Similiarly, it would be smart for dedicated fans of the He-Man cartoon (if they’re still out there) to disregard all plot & character details they remember from the television show. Instead of the all-powerful Sorceress’ gigantic eagle headdress, she wears a complex crystal crown. There’s no mention of He-Man’s gigantic feline sidekick Cringer/Battle Cat. Nor is there any mention of He-Man’s “true” identity, Adam, which is really just He-Man wearing more clothes than usual (not that his own parents can recognize him in his skimpy costume). Gone also is He-Man’s awful Prince Valliant haircut. It’s kind of interesting what elements do remain of the original cartoon, however accidental. Many of the episodes of the original show consist largely of He-Man & pals searching for one thing or another instead of actually battling Skeletor & his evil gang. In the movie, this search happens to be a pursuit for the Cosmic Key. Curiously, what also remains from the show is the oddball sexuality seeping through the characters’ skimpy costumes & penchants for sadomasochistic torture. Very early in the film it becomes apparent that Masters of the Universe is just as interested in He-Man’s pectoral muscles as Russ Meyer would’ve been if they happened to be gigantic breasts. There’s also a scene where our hero (who Liz Lemon would almost certainly refer to as a “sex idiot”) is getting beaten at Skeletor’s command that I’m pretty sure has inspired a new fetish in me: laser whips.
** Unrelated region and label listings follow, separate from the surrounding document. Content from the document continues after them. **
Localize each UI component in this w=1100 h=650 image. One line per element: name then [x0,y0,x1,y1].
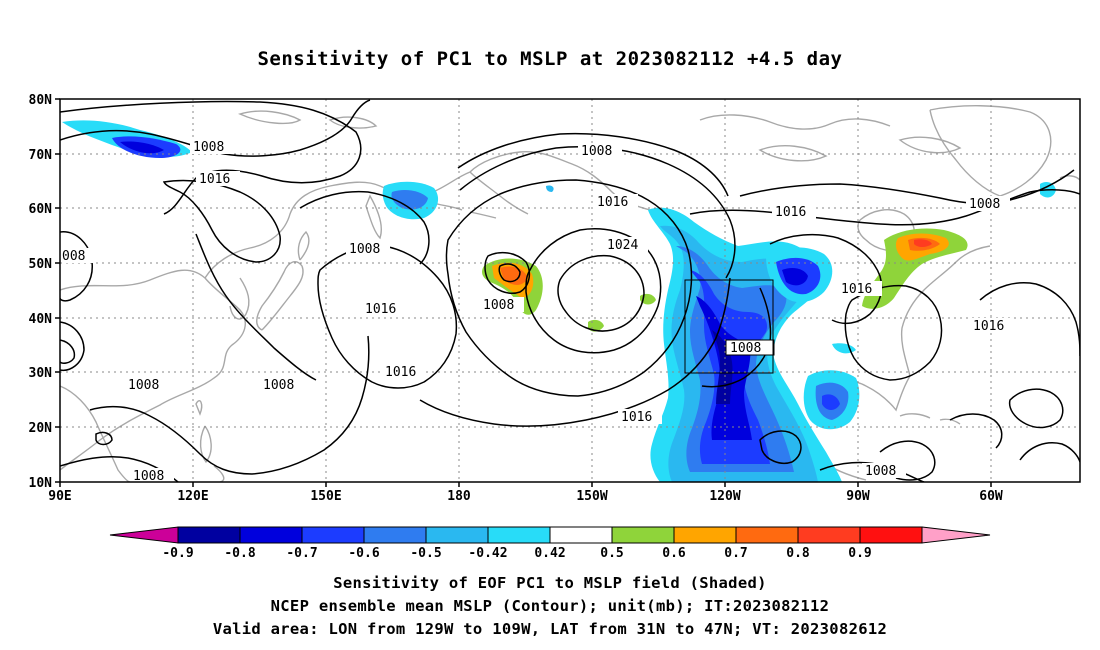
contour-label: 1008 [969,197,1000,212]
colorbar-swatch [735,526,799,544]
colorbar-tick-label: -0.8 [224,546,255,561]
contour-label: 1016 [199,172,230,187]
tick-marks [55,98,992,487]
longitude-labels: 90E 120E 150E 180 150W 120W 90W 60W [48,489,1003,504]
colorbar-swatch [239,526,303,544]
lon-label: 180 [447,489,471,504]
colorbar-swatch [363,526,427,544]
lat-label: 10N [29,476,53,491]
caption-line-3: Valid area: LON from 129W to 109W, LAT f… [212,620,888,638]
colorbar-tick-label: 0.6 [662,546,686,561]
colorbar-tick-label: -0.6 [348,546,379,561]
contour-label: 1016 [841,282,872,297]
contour-label: 1016 [597,195,628,210]
colorbar-tick-label: 0.7 [724,546,747,561]
contour-label: 1008 [730,341,761,356]
colorbar-swatch [611,526,675,544]
colorbar-swatch [487,526,551,544]
colorbar-swatch [425,526,489,544]
lon-label: 90E [48,489,71,504]
colorbar-tick-label: 0.42 [534,546,565,561]
caption-line-1: Sensitivity of EOF PC1 to MSLP field (Sh… [333,574,767,592]
lon-label: 150E [310,489,341,504]
colorbar-tick-label: -0.5 [410,546,441,561]
latitude-labels: 80N 70N 60N 50N 40N 30N 20N 10N [29,93,53,491]
contour-label: 1008 [483,298,514,313]
colorbar-tick-label: 0.5 [600,546,623,561]
lat-label: 30N [29,366,53,381]
map-title: Sensitivity of PC1 to MSLP at 2023082112… [257,48,843,70]
colorbar-tick-label: 0.8 [786,546,810,561]
colorbar-swatch [673,526,737,544]
colorbar-tick-label: 0.9 [848,546,871,561]
colorbar-swatch [797,526,861,544]
contour-label: 1008 [263,378,294,393]
lon-label: 120E [177,489,208,504]
contour-label: 1008 [349,242,380,257]
colorbar-swatch [549,526,613,544]
lat-label: 50N [29,257,53,272]
lat-label: 60N [29,202,53,217]
mslp-contours [60,99,1080,482]
colorbar-extend-low [109,526,179,544]
contour-label: 1016 [385,365,416,380]
colorbar-tick-label: -0.7 [286,546,317,561]
contour-label: 008 [62,249,85,264]
contour-label: 1016 [775,205,806,220]
contour-label: 1024 [607,238,638,253]
lat-label: 20N [29,421,53,436]
colorbar-tick-label: -0.9 [162,546,193,561]
contour-label: 1016 [621,410,652,425]
plot-border [59,98,1081,483]
colorbar-tick-label: -0.42 [468,546,507,561]
contour-label: 1008 [581,144,612,159]
lat-label: 70N [29,148,53,163]
contour-label: 1016 [973,319,1004,334]
contour-label: 1016 [365,302,396,317]
contour-label: 1008 [133,469,164,484]
lon-label: 60W [979,489,1003,504]
lon-label: 150W [576,489,607,504]
caption-line-2: NCEP ensemble mean MSLP (Contour); unit(… [270,597,830,615]
contour-labels: 1008 1016 008 1008 1016 1016 1008 1008 1… [62,139,1014,484]
contour-label: 1008 [193,140,224,155]
contour-label: 1008 [128,378,159,393]
lat-label: 40N [29,312,53,327]
colorbar-extend-high [921,526,991,544]
colorbar-swatch [177,526,241,544]
lon-label: 120W [709,489,740,504]
colorbar-swatch [859,526,923,544]
lat-label: 80N [29,93,53,108]
valid-area-box [684,279,774,374]
plot-area [60,99,1080,482]
colorbar: -0.9 -0.8 -0.7 -0.6 -0.5 -0.42 0.42 0.5 0.6 0.7 0.… [109,526,991,561]
colorbar-swatch [301,526,365,544]
lon-label: 90W [846,489,870,504]
contour-label: 1008 [865,464,896,479]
However, a lot of what makes Masters of the Universe a fun watch, besides the surprising high quality of its set & costume design as well as its visual effects, is when it disregards its source material & basic reason completely. For instance, once The Cosmic Key is in the hands of a bonehead Californian musician, its keys are revealed to have musical tones to them that allow it to be played like a synth. Because of this detail, it’s rock & roll that saves the day just as much as, if not more than, He-Man. With some goofy rock & roll/medieval space wizard culture clashes like this, combined with roles filled by Lundgren, Billy Barty, and Courtney Cox, as well as some super cool villains that include a humanoid lizard, a werewolf-looking beast thing, a humongous bat, and their space age Rob Halford friend, Masters of the Universe makes for a really goofy picture. The visual accomplishments occasionally elevate the material, but it’d be untruthful to sell the film as being good for anything but a lark. Fans of shoddy Star Wars knockoffs, 80s cheese, and Jack Kirby cosplay are all likely to find something of value here. I wasn’t quite as enthusiastic about the He-Man film as I used to be about my toy He-Man sword (how could I be?), but I ended up enjoying it far more than I expected.